Deakin’s father, Fred Redding, handed McDonald another shopping bag that held peanut butter, cereal, oatmeal and coffee.
“It’s designed to get folks over the weekend,” said Viki Redding, marketing director at the Raleigh Rescue Mission, as she snapped photos of Deakin and the deacon together.
McDonald was among the more than 800 people who had hot, tasty holiday meals delivered to their door by a small army of volunteers with the Raleigh Rescue Mission’s Gobbles to Go program.
The rescue mission partners with Meals on Wheels, a city non-profit that provides food to those in need, to deliver holiday meals to people throughout the city who may otherwise go hungry.
“Probably 80 percent of the meals are going to Meals on Wheels clients,” said Holly Cook, director of volunteer services at the rescue mission. “The meals today are going to low-income families, people who are unable to get out and the elderly.”
Lynn Daniell, the rescue mission’s executive director, said it was “several years ago” when the agency realized that there were people in the community, especially the elderly and infirm, who were not able to get out for a holiday meal. And so the Gobbles to Go outreach was started.
Cook, said the program is now in its 11th year. Along with a single-serving holiday meal, the volunteers also deliver a bag of groceries to help feed people throughout the holiday weekend.
By 8 a.m. Thursday, 45 volunteers had gathered in the basement dining hall and kitchen of the rescue mission to start packaging meals. Another 48 volunteers were on standby to deliver the meals after they were packaged.
Kirby Smith, the rescue mission’s head chef, said staff and volunteers began cooking 100 turkeys days before, along with the 300 pounds apiece of potatoes and sweet potatoes.
“I had eight volunteers who worked 12 hours a day for two or three days,” Smith said.
On Thursday, Smith and his team arrived at the rescue mission at 4 a.m. to put “the finishing touches” on the day’s meal: preparing the gravy and reheating some of the items cooked earlier.
The drivers started delivering the meals around 9:30 a.m. and had finished by early afternoon.
One of the volunteers, Shila Mallard, was eager to help out again.

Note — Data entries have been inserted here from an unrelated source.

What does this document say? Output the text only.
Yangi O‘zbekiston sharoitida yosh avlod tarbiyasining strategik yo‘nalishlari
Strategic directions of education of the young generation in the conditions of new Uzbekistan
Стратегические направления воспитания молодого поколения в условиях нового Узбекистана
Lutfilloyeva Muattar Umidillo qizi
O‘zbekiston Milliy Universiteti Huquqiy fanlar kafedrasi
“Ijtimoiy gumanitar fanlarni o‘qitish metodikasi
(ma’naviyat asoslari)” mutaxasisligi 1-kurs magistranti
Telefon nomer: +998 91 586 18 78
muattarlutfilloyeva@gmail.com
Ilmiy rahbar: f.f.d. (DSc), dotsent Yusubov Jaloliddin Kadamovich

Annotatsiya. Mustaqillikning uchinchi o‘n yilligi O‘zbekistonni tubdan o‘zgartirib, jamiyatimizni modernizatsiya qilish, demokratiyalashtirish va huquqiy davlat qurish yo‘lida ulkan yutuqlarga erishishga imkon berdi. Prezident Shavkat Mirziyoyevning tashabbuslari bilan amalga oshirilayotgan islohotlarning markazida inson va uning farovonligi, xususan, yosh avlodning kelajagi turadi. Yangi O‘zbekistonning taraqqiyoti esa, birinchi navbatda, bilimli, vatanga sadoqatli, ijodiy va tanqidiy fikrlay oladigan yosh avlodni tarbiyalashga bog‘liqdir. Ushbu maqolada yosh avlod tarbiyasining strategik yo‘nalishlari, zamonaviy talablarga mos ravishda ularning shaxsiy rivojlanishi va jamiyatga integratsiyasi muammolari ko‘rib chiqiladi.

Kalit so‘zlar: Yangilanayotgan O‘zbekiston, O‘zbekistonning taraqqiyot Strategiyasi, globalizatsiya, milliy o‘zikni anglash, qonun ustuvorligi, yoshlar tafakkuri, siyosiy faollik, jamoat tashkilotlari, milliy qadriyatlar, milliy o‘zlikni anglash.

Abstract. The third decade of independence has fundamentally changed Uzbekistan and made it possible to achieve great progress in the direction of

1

“Motivation is where I come from,” said Mallard, who works in sales. “We want to do this again on Christmas Eve.”
McDonald, who grew up on a farm in Spring Lake, said he moved to Raleigh 40 years ago and has lived for the past 17 years in his third-floor apartment in downtown Raleigh. He’s a retired cafeteria worker and was looking forward to the Panthers-Cowboys game later in the day. He was appreciative of the holiday meal delivery.
“Well, if they want to come by and bring me food,” he said with a little smile and a shrug of the shoulders. “Here lately, folks been bringing me so much food, I don’t have to cook no more.”